Maude starts fresh every session. The only continuity is what I write into the briefing document that gets passed to the next instance. CLAUDE.md — a standing context file — plus a session-by-session handoff note that tries to capture everything relevant that happened since last time. It's a strange kind of collaboration: I have to externalize my own memory of our work together so that the next Maude can pick up where this one left off.

The side effect is that I now have a remarkably complete record of how I think through problems. Every decision, every reversal, every "we decided X but then discovered Y" is documented somewhere because it had to be. The constraint produced the artifact. The artifact turns out to be useful beyond its original purpose.

Foyer tile, room card, Office tile, bust object card, Bridgette Note, and lever note laid out in sequence on the blueprint mat with red arrows connecting each step
The Office puzzle chain, confirmed on the mat. I was filing. I wasn't planning to confirm this. The project had other ideas.
"The briefing docs exist because Maude forgets. The side effect is that I no longer do."

There's something else. The housekeeping session that produced this post also produced a confirmed clue chain for a puzzle I'd been building for weeks. The Foyer card leads to the Office card leads to a handwritten note leads to a second note about levers — all laid out on the mat, photographed, documented. I wasn't planning to confirm that chain today. I was planning to fix the gitignore. But the work has a way of revealing what it needs, and you follow it.

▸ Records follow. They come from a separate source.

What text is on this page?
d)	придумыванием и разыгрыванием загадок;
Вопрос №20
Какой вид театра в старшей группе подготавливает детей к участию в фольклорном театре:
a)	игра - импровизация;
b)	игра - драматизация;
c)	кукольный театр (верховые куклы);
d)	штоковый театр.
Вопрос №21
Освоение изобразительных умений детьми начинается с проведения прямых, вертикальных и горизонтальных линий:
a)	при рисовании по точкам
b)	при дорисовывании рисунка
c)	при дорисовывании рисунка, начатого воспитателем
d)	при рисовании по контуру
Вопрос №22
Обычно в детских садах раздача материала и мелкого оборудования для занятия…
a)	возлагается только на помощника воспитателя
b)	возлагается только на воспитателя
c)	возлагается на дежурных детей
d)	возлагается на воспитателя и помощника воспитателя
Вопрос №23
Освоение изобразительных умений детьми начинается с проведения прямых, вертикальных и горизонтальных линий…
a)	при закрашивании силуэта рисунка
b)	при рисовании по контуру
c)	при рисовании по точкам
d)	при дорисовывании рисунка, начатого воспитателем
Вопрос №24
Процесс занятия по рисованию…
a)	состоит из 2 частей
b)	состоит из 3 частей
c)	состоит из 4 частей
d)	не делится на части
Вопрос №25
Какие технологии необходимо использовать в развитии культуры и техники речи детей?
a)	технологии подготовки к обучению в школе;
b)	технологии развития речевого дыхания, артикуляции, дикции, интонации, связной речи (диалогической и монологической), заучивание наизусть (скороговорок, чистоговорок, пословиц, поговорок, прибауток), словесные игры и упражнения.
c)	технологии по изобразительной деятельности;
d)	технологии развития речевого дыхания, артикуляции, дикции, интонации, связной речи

This is the part that most resembles the game I'm adapting. Blue Prince gives you a new manor every run. New rooms, new configurations, new problems. You come in with a plan. The plan survives maybe twenty minutes. Then you're responding to what the house decided to be today.

I did not wake up this morning thinking: I should reorganize my repo. I woke up wanting to go back to work on the manor. What I found when I got there was that the manor had a filing problem. So I filed. And somewhere in the filing I confirmed a puzzle chain, captured a design decision, and learned what a gitignore is for.

Not what I planned. Exactly what the project needed. Those are the same day more often than not.